Friday, July 10, 2009

Designs On Society: Fashion & Politics


Left: Design by Thakoon Center: Design by Jason Wu; Right: Jean-Charles de Castelbajac’s sequin mini-dress, which pays homage to Barack Obama

All photos: Caroline Erb

'Fashion & Politics', the current exhibition at the Museum at FIT, explores the relationship between fashion and the ever-changing political and social climates since the nineteenth century. The more than one hundred costumes, textiles, and accessories on display reflect not only overt political themes, like the white cotton “Ike” print dress, circa 1956, but also purely cultural movements, exemplified by the liberating “Aesthetic” dress silhouettes of the late nineteenth and early twentieth centuries.



Since the exhibition is arranged chronologically, it provides a visual timeline of the social and political development of the first half of the twentieth-century.

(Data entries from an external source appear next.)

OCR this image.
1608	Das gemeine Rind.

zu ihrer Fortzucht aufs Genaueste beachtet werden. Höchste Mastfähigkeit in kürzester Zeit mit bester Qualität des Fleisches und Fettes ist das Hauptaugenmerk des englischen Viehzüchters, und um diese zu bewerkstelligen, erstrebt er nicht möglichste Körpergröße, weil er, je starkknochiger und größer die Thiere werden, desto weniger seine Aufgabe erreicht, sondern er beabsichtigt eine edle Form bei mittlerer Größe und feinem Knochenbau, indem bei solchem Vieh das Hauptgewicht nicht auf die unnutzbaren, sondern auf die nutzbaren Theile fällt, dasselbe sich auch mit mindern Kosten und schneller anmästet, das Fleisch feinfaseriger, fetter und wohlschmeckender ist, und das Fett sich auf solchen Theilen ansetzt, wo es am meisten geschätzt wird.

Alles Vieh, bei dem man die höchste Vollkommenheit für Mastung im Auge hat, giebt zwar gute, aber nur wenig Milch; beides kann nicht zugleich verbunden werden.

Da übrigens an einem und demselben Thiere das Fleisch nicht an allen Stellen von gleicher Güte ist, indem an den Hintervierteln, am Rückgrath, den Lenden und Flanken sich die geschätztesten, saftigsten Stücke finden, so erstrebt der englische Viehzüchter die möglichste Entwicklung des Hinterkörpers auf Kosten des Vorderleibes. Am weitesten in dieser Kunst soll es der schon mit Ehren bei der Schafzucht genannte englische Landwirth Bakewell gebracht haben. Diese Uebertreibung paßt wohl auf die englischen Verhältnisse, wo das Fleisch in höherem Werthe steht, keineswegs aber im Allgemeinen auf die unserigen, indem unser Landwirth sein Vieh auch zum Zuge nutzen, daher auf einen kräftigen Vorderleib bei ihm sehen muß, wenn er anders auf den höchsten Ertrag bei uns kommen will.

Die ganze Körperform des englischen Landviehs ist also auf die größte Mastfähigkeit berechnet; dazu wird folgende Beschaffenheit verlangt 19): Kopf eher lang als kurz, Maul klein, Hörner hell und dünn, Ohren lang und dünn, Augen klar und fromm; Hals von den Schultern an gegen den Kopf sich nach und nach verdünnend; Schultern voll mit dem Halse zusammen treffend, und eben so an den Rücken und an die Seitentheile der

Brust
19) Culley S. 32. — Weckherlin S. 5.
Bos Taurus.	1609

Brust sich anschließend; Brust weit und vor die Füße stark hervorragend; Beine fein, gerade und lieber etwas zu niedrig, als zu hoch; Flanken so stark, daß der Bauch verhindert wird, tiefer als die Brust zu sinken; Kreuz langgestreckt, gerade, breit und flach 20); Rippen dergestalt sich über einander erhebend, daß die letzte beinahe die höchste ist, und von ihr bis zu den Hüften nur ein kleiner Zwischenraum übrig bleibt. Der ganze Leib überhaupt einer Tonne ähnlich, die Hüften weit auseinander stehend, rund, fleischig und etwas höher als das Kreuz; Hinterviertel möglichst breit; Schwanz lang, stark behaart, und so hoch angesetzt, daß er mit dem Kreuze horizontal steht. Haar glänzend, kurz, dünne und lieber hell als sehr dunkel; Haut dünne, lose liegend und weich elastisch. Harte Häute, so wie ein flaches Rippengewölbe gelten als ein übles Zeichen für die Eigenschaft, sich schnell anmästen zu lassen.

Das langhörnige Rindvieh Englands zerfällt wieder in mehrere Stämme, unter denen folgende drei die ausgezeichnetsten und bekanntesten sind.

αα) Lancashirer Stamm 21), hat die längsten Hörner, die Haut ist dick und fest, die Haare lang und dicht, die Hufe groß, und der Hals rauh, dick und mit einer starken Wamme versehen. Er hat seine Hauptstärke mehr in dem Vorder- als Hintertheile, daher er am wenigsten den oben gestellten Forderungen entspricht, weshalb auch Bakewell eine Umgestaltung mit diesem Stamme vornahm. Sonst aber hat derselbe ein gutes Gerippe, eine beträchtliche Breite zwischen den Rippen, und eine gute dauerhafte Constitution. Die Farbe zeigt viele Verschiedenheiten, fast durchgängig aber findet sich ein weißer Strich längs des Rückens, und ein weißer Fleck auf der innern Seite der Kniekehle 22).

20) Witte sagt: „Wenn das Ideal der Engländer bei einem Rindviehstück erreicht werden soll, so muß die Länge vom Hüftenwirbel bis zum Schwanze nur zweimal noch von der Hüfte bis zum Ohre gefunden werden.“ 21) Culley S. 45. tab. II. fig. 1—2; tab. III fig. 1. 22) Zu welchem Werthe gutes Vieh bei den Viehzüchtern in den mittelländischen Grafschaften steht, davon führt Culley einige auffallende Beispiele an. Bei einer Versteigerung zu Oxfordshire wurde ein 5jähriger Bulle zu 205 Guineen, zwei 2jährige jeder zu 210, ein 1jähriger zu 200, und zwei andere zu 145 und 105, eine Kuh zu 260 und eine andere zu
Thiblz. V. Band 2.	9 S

Rising hemlines and increasingly functional women’s garments culminate in two sharply contrasting WWII looks: a denim “Rosie the Riveter” factory jumpsuit and a sleek W.A.V.E.S. uniform designed by American couturier, Mainbocher, for the U.S. Navy.


Silk faille cocktail dress

The postwar 50’s saw a return to more conservative women’s fashions due to the rise of suburbia and the popular belief that women should abandon their wartime independence in favor of more domestic roles. The silk faille Saks Fifth Avenue Cocktail Dress, circa 1953, was perfect for chic at-home entertaining.

Of course, the 1950’s also witnessed the rise of the teenager as a cultural force and as the second half of the twentieth century unfolds, fashion becomes increasingly explicit, addressing such issues as communism and environmentalism. The most recent pieces in the exhibit reflect the current obsession with politics and social change, including Jean-Charles de Castelbajac’s sequin mini-dress, which pays homage to the designer’s fascination with Barack Obama during the 2008 presidential campaign.

Fashion & Politics will be on display in the Fashion and Textile History Gallery at The Museum at FIT until November 7, 2009.